-
Notifications
You must be signed in to change notification settings - Fork 296
Description
This issue is to reintroduce Timeline (#849) and keep track of some related work.
What is the timeline?
The timeline is a log file that makes system performance more transparent.
Each log entry has a timestamp with cycle (~nanosecond) precision, a short message, a long explanation, some optional counter values, and other relevant details.
The log level is dynamically adjusted for each iteration of the event loop (breath): most breaths are not logged, many are logged at a high level, and some are logged with fine detail. The log therefore provides samples of operation in units of whole breaths.
The timeline will typically contain one million events recorded over the past few minutes.
Who is it for?
The timeline is intended as a common reference for many different people:
- Software developers optimizing their applications.
- Network engineers troubleshooting production deployments.
- Test engineers performing system stress tests.
- Infrastructure engineers providing logs from automatic tests.
Having a common tool will hopefully make it easier for these people to communicate with each other.
I think of the timeline like the flight recorder ("black box") in an airplane. It is a buffer containing data about recent operation and it is robust enough to survive a crash. If a system crashes or behaves strangely during a test run then the first step for every interested party would be to review the timeline and compare their observations.
Example
Here is an excerpt from the timeline file showing a breath of the snabbmark basic1
synthetic benchmark:
numa core cycles category message
0 2 2540 engine start breath(3129): total packets(1595790) bytes(95747400) etherbits(880876080)

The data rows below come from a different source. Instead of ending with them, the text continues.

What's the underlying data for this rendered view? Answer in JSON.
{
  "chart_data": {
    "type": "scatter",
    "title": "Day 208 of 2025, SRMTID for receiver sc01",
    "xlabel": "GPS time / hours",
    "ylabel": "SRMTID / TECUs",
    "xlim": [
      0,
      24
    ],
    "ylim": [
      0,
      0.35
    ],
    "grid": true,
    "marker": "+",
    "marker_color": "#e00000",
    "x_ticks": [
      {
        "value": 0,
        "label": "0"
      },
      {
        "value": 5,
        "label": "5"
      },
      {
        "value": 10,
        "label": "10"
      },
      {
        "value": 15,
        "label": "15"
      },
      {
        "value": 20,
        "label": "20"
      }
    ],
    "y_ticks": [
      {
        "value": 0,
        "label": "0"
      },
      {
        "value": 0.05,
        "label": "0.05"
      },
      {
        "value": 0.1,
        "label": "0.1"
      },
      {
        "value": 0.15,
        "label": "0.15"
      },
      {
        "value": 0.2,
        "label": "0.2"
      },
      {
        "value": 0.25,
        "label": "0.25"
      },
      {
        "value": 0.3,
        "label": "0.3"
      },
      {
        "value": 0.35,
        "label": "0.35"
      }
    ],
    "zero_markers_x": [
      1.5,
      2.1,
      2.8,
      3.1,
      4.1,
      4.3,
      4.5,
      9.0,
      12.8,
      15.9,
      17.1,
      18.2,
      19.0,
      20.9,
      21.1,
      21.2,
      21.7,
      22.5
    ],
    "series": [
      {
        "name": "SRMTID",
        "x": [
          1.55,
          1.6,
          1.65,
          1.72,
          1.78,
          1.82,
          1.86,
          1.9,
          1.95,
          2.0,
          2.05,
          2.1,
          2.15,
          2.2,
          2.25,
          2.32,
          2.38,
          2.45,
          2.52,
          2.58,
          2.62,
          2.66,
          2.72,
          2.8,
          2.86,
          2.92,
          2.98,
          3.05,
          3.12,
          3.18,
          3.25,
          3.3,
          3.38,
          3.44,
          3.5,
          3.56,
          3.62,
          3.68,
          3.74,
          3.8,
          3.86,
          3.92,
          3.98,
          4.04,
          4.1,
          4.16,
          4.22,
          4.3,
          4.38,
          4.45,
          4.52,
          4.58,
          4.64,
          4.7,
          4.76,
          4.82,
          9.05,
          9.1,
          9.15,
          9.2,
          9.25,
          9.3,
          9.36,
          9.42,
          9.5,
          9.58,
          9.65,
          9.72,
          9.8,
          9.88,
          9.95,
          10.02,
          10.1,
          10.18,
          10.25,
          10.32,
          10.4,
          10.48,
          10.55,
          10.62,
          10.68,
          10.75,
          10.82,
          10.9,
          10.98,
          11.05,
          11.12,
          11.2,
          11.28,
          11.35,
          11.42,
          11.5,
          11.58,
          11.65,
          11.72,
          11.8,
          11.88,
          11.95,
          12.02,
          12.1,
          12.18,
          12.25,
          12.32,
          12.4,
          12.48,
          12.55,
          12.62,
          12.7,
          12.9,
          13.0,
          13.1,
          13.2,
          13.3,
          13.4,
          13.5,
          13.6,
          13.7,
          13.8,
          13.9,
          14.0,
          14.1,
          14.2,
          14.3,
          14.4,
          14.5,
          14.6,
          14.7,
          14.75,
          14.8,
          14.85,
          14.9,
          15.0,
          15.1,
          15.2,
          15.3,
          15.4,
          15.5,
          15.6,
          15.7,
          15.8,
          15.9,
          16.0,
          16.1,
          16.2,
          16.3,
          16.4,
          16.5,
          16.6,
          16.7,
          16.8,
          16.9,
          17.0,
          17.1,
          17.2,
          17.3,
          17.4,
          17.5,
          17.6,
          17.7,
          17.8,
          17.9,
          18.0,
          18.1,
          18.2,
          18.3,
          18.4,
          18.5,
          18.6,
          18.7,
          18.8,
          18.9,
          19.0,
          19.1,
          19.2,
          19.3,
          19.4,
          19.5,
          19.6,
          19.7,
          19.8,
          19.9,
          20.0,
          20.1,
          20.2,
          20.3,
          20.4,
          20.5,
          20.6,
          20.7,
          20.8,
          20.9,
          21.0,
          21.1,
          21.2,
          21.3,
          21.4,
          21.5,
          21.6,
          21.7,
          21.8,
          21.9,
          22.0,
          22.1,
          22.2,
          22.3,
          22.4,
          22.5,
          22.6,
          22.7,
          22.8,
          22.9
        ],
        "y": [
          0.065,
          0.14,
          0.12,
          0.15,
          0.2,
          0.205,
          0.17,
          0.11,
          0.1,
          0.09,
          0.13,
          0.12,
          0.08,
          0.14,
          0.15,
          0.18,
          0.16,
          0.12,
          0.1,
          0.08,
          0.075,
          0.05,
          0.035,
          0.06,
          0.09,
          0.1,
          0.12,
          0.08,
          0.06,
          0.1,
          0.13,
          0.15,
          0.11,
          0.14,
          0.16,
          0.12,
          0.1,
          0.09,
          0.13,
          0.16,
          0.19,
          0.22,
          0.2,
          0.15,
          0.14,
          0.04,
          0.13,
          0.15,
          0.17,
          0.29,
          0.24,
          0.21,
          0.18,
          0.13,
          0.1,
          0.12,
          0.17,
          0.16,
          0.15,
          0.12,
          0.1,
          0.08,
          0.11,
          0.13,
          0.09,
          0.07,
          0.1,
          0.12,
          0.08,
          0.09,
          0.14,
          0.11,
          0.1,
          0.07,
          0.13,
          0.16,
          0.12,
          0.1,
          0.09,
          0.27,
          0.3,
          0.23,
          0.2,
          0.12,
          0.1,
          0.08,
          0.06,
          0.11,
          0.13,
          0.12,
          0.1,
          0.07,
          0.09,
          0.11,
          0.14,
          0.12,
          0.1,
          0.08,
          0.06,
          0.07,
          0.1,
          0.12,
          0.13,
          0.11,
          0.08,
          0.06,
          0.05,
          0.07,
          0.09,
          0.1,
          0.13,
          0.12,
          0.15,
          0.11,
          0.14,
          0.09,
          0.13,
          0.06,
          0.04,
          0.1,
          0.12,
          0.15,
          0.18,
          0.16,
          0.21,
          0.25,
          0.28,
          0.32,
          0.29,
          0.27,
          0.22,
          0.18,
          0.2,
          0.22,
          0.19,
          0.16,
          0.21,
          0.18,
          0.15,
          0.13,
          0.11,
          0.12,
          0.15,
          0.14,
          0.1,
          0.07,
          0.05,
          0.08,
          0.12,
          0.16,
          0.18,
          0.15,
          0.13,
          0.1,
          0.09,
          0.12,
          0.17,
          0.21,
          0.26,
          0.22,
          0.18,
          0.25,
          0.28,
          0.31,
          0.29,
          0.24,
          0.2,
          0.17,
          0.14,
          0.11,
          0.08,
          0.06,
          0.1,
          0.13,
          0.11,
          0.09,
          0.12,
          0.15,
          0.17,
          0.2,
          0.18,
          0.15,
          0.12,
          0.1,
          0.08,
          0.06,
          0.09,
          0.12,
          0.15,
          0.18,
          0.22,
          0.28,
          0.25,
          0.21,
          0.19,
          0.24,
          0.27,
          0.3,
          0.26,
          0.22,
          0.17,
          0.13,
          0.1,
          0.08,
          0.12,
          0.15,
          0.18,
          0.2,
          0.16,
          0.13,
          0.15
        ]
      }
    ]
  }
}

0 2 252 engine initialized breath
0 2 11608 engine called app Source (type: apps.basic.basic_apps)
0 2 540 engine pulled input packets
0 2 680 engine called app Sink (type: apps.basic.basic_apps)
0 2 588 engine called app Sink (type: apps.basic.basic_apps)
0 2 16888 engine called app Tee (type: apps.basic.basic_apps)
0 2 184 engine pushed output packets
0 2 9084 engine called app Sink (type: apps.basic.basic_apps)
0 2 512 engine called app Sink (type: apps.basic.basic_apps)
0 2 280 engine pushed output packets
0 2 176 engine pushed output packets
0 2 208 engine end breath(3129): processed packets(510) bytesPerPacket(60)
The first message shows the breath starting along with the total number of packets/bytes/bits that have been processed. The last message shows the breath ending along with the number of packets processed and their average size. The messages in between show more detail: in this each callback made to an app in the engine configuration. The cycle count is shown as a delta compared with the previous log entry, which roughly estimates how long each event took to complete. The currently scheduled CPU core and NUMA node are also included as additional details.
See also longer example in which events are shown from newest to oldest.
Status
The timeline is currently living on a couple of branches:
- snabbco/timeline contains the core logging mechanism (doc, source).
- lukego/timeline-engine contains event definitions and instrumentation for the engine.
next action: @lukego needs to submit a version for upstreaming that is unlikely to cause problems for people. This requires ensuring the overhead is negligible and perhaps changing default settings e.g. smaller log file or even logging disabled by default.
Grand vision and parallel work
The timeline is one part of a grand vision for making it easy and productive to optimize and troubleshoot Snabb applications.
More related work:
- Getting our Hydra CI system (hydra.snabb.co) to automatically execute large benchmarking campaigns and publish both metrics and timeline logs. @domenkozar is leading this effort.
- Getting Hydra to also generate Rmarkdown reports (early draft example) to summarize and compare benchmark campaigns and highlight bad results that may indicate bugs. @lukego and @domenkozar are working on this.
- Creating an interactive GUI (early example screenshots) for exploring timeline files and "finding the needles in the million-event haystack." Alexandre Bergel's team at ObjectProfile will pick up @lukego's Snabb Data Studio prototype and take the lead on this.
- <insert your own timeline-related initiative here :-)>
More indirectly, I hope that timeline will provide the framework for writing fast applications. How do you optimize your application? Break it into pieces that each run for around a thousand CPU cycles and can easily be measured with timeline. This would have the double benefit of making system performance transparent and also dividing the work into the small loops that CPUs and tracing JITs love. We shall see!